The consequences extended far beyond the physical. Many women left the hospital traumatised, with a number later diagnosed with post-traumatic stress disorder. The psychological toll on surviving families has been profound and, in many cases, ongoing.
Shocking Individual Cases Emerge
Among the most disturbing individual accounts to emerge from the review were cases of breathtaking cruelty and negligence. Staff members were reported to have laughed at a patient who suffered a miscarriage. In a separate, deeply troubling incident, a baby was discarded in clinical waste. These were not isolated failures but symptoms of a systemic breakdown in compassion and professional standards.

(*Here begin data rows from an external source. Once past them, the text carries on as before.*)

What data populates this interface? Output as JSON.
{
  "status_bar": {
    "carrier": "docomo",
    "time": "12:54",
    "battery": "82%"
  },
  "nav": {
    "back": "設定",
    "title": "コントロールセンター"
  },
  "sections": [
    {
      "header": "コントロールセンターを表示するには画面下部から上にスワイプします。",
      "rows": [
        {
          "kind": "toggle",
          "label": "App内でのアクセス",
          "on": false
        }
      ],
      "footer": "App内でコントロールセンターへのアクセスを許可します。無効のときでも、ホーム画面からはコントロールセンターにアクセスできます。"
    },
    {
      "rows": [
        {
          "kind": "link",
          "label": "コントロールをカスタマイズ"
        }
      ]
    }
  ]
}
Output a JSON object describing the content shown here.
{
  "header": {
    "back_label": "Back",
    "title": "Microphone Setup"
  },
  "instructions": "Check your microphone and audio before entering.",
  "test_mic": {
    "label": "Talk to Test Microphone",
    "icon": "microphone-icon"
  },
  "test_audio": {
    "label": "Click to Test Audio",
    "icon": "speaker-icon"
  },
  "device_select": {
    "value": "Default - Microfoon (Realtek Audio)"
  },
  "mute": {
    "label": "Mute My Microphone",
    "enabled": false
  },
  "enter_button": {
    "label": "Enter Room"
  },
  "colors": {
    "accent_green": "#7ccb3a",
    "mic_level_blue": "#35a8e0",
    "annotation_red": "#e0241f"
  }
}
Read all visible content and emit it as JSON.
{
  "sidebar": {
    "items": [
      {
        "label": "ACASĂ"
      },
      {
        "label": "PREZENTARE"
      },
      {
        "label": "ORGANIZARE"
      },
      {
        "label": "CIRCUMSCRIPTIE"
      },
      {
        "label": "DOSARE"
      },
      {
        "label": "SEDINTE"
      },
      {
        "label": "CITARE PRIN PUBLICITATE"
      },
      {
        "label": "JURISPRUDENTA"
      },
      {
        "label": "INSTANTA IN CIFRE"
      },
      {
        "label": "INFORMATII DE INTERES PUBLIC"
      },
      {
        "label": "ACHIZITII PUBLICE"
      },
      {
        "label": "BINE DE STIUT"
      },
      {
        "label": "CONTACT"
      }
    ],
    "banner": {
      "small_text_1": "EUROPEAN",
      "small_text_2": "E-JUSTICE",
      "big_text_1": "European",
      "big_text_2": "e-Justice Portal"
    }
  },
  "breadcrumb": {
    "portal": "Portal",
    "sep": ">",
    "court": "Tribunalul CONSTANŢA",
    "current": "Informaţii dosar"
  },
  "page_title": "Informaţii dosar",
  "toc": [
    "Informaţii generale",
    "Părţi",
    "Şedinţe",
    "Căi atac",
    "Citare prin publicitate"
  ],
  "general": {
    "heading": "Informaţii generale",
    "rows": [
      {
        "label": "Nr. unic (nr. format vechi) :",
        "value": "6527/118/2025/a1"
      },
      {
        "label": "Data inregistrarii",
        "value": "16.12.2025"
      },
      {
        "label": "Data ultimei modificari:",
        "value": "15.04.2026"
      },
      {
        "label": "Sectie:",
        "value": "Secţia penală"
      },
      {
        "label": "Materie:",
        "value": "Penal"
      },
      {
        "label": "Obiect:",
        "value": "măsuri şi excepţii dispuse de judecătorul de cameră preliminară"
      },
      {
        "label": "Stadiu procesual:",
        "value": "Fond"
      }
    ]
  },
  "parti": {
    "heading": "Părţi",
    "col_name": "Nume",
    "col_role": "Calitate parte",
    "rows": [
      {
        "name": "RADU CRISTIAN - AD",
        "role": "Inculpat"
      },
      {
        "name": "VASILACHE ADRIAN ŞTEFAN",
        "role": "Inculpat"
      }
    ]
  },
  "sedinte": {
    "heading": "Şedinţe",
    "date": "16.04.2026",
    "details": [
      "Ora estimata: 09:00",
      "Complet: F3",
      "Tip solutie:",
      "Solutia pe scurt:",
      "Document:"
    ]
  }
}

Families including those of Rebecca Conway, Gary Andrews, Sarah Andrews, Sarah Hawkins and Jack Hawkins were among those caught up in the scandal. In a solemn show of solidarity following the report’s release, Nottingham families gathered to observe a minute of silence, honouring those who lost their lives.
A Drive for Normal Birth at All Costs
A central theme running through Ockenden’s review was an institutional fixation on so-called normal births — deliveries without medical intervention — that persisted even when clinical circumstances clearly warranted otherwise. As Ockenden concluded, the quest for normal birth continued even as warning signs mounted around individual patients. This ideological drive directly contributed to deaths that have now been classified as avoidable.
The word “avoidable” carries enormous weight in the report’s conclusions. All 156 infant deaths were described in those terms — meaning that with proper monitoring, timely intervention and basic responsiveness to patient concerns, these children might have lived. The same applies to the six mothers who never came home.
The review documented how women and their families were not merely overlooked but actively dismissed when they voiced legitimate medical concerns. Their instincts about their own bodies and their babies were treated as inconvenient interference rather than vital clinical information. The pattern persisted across hundreds of cases over ten years.
Calls for Accountability and Systemic Change
The scale of the failures documented by Ockenden has provoked widespread outrage across the United Kingdom. Senior hospital managers who received internal warnings and failed to act are at the centre of mounting calls for accountability. The review found that those warnings were suppressed rather than acted upon, allowing dangerous practices to continue unchecked for years.
The Nottingham scandal follows a similar inquiry into maternity care at the Shrewsbury and Telford Hospital NHS Trust, which Ockenden also led. That earlier review exposed comparable patterns of neglect, raising urgent questions about whether the failures uncovered in Nottingham reflect a broader cultural problem within parts of the NHS.
For the families who spent years fighting to be heard — families who were told their grief was unfounded, their instincts wrong, their pleas inconvenient — the publication of the report represents a hard-won moment of truth. The review gives official acknowledgment to suffering that was real, preventable and inexcusable. For 156 children and six mothers, however, it comes far too late.